We need to address the upstream determinants by relieving financial and social stresses, like income and housing, as well as improving access to mental health services.

As a fiscal policy, the new tax will simply raise revenue from the most disadvantaged populations in the country at the expense of our progressive tax system – coming at the same time as tax cuts for high income earners and only meagre increases to welfare payments.

As Greg Jericho points out, the tobacco excise aims to raise more revenue than changes to the Petroleum Resource Rent Tax. Now, which of these is the more important social change?

For those calling for the funds to be earmarked for health spending, I would question using money collected from people made vulnerable by our society on measures to protect health – it seems akin to using poker machine revenue for community services.

Fiscal policy still has an important role to play in improving public health and promoting equity. Let’s focus on strengthening our progressive tax system and income support payments to meet these challenges further upstream. Let’s raise welfare payments above the poverty line and remove barriers to receiving it.

I know some will say that what I’ve argued is simply a Big Tobacco talking point. While Big Tobacco does use these arguments cynically for their own interests, this does not allow us to ignore these very important policy considerations.

In public health we sometimes see well-meaning policies being promoted which unfairly affect disadvantaged people through stigma, enforcement, disempowerment, and financial burden. It is essential that we reflect on these unintended consequences and remember that our ultimate goal is to empower people and improve their ability to enjoy their lives and participate in society.

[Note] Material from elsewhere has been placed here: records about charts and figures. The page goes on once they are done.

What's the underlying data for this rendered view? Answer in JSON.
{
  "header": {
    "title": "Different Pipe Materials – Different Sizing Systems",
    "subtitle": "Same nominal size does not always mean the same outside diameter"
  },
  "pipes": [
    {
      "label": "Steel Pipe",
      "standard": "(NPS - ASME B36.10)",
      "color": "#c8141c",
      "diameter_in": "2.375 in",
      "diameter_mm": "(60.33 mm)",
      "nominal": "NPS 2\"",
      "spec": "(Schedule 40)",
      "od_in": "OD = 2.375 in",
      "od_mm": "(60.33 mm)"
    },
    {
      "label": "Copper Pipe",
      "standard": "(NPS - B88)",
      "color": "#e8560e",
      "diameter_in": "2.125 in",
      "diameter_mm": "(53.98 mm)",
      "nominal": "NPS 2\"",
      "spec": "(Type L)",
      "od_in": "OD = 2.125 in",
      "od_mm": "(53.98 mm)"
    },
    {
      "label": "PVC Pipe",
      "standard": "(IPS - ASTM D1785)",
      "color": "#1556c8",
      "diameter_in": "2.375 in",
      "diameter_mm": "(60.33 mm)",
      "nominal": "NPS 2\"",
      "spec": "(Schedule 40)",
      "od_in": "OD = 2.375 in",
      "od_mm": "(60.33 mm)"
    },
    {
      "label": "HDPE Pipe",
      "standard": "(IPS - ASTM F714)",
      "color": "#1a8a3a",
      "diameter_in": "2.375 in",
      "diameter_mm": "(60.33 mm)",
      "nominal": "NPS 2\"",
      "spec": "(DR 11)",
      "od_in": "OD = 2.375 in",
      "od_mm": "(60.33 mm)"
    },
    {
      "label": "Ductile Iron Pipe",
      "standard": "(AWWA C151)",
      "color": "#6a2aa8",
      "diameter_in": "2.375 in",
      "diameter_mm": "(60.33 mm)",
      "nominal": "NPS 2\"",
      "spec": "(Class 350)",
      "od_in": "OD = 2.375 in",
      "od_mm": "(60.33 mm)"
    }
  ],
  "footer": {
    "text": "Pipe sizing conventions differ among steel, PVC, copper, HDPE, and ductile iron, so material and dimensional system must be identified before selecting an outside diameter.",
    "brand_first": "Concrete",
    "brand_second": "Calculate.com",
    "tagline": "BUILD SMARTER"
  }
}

The tobacco excise is a rare tax which is palatable to people across the political spectrum. As attitudes have changed over time, it has become easy to judge smokers and justify imposing inequitable policies on them, saying it’s for their own good. The fallacy of deterrence is intuitively attractive to the public and is convenient for legislators. However, with no ethical basis, little evidence of effectiveness, and recognising the social determinants of smoking, the excise increase shouldn’t be palatable to the public health community. It’s incumbent upon public health experts to be critical, debunk misconceptions and oppose policy which undermines the principles of equity and social justice. It’s also our responsibility to explain these nuanced issues to the public and address the stigma caused by the approach thus far.

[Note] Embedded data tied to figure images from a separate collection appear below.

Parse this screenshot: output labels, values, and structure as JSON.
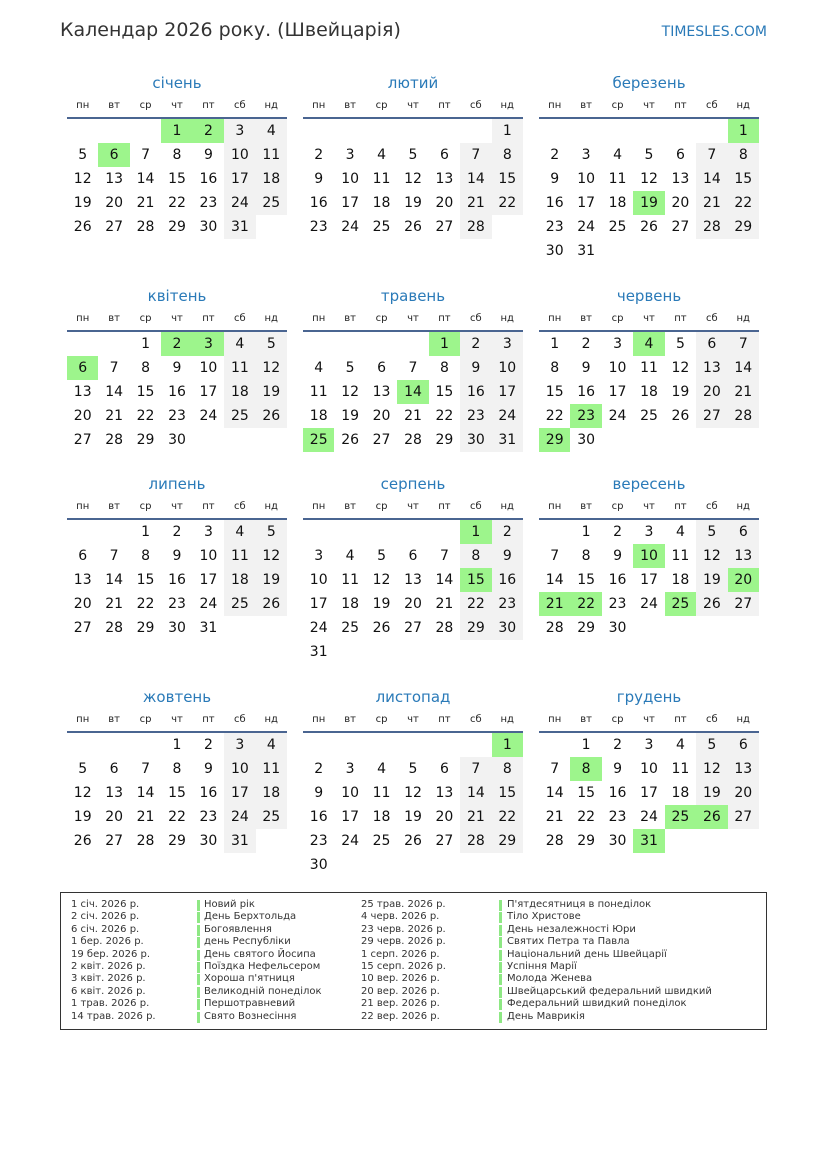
{
  "title": "Календар 2026 року. (Швейцарія)",
  "brand": "TIMESLES.COM",
  "colors": {
    "accent": "#2a7ab8",
    "holiday": "#9df58c",
    "weekend": "#f2f2f2",
    "rule": "#4a6591"
  },
  "weekdays": [
    "пн",
    "вт",
    "ср",
    "чт",
    "пт",
    "сб",
    "нд"
  ],
  "months": [
    {
      "name": "січень",
      "days": 31,
      "first_weekday": 3,
      "holidays": [
        1,
        2,
        6
      ]
    },
    {
      "name": "лютий",
      "days": 28,
      "first_weekday": 6,
      "holidays": []
    },
    {
      "name": "березень",
      "days": 31,
      "first_weekday": 6,
      "holidays": [
        1,
        19
      ]
    },
    {
      "name": "квітень",
      "days": 30,
      "first_weekday": 2,
      "holidays": [
        2,
        3,
        6
      ]
    },
    {
      "name": "травень",
      "days": 31,
      "first_weekday": 4,
      "holidays": [
        1,
        14,
        25
      ]
    },
    {
      "name": "червень",
      "days": 30,
      "first_weekday": 0,
      "holidays": [
        4,
        23,
        29
      ]
    },
    {
      "name": "липень",
      "days": 31,
      "first_weekday": 2,
      "holidays": []
    },
    {
      "name": "серпень",
      "days": 31,
      "first_weekday": 5,
      "holidays": [
        1,
        15
      ]
    },
    {
      "name": "вересень",
      "days": 30,
      "first_weekday": 1,
      "holidays": [
        10,
        20,
        21,
        22,
        25
      ]
    },
    {
      "name": "жовтень",
      "days": 31,
      "first_weekday": 3,
      "holidays": []
    },
    {
      "name": "листопад",
      "days": 30,
      "first_weekday": 6,
      "holidays": [
        1
      ]
    },
    {
      "name": "грудень",
      "days": 31,
      "first_weekday": 1,
      "holidays": [
        8,
        25,
        26,
        31
      ]
    }
  ],
  "legend": [
    {
      "date": "1 січ. 2026 р.",
      "name": "Новий рік"
    },
    {
      "date": "2 січ. 2026 р.",
      "name": "День Берхтольда"
    },
    {
      "date": "6 січ. 2026 р.",
      "name": "Богоявлення"
    },
    {
      "date": "1 бер. 2026 р.",
      "name": "день Республіки"
    },
    {
      "date": "19 бер. 2026 р.",
      "name": "День святого Йосипа"
    },
    {
      "date": "2 квіт. 2026 р.",
      "name": "Поїздка Нефельсером"
    },
    {
      "date": "3 квіт. 2026 р.",
      "name": "Хороша п'ятниця"
    },
    {
      "date": "6 квіт. 2026 р.",
      "name": "Великодній понеділок"
    },
    {
      "date": "1 трав. 2026 р.",
      "name": "Першотравневий"
    },
    {
      "date": "14 трав. 2026 р.",
      "name": "Свято Вознесіння"
    },
    {
      "date": "25 трав. 2026 р.",
      "name": "П'ятдесятниця в понеділок"
    },
    {
      "date": "4 черв. 2026 р.",
      "name": "Тіло Христове"
    },
    {
      "date": "23 черв. 2026 р.",
      "name": "День незалежності Юри"
    },
    {
      "date": "29 черв. 2026 р.",
      "name": "Святих Петра та Павла"
    },
    {
      "date": "1 серп. 2026 р.",
      "name": "Національний день Швейцарії"
    },
    {
      "date": "15 серп. 2026 р.",
      "name": "Успіння Марії"
    },
    {
      "date": "10 вер. 2026 р.",
      "name": "Молода Женева"
    },
    {
      "date": "20 вер. 2026 р.",
      "name": "Швейцарський федеральний швидкий"
    },
    {
      "date": "21 вер. 2026 р.",
      "name": "Федеральний швидкий понеділок"
    },
    {
      "date": "22 вер. 2026 р.",
      "name": "День Маврикія"
    }
  ]
}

Australian Federal and state governments, and tobacco advocates have been incredibly successful in taking on the powerful interests of Big Tobacco and changing our society for the better. Despite this, these policies have not been as effective in vulnerable groups and smoking continues to be a major issue, contributing substantially to the burden of disease. This suggests that we shouldn’t be doing more of the same.

We need to put more resources into addressing the upstream causes of disadvantage. These need to be paid for not by those who are the victims of the burden but by people who benefit from the unequal society in which we exist.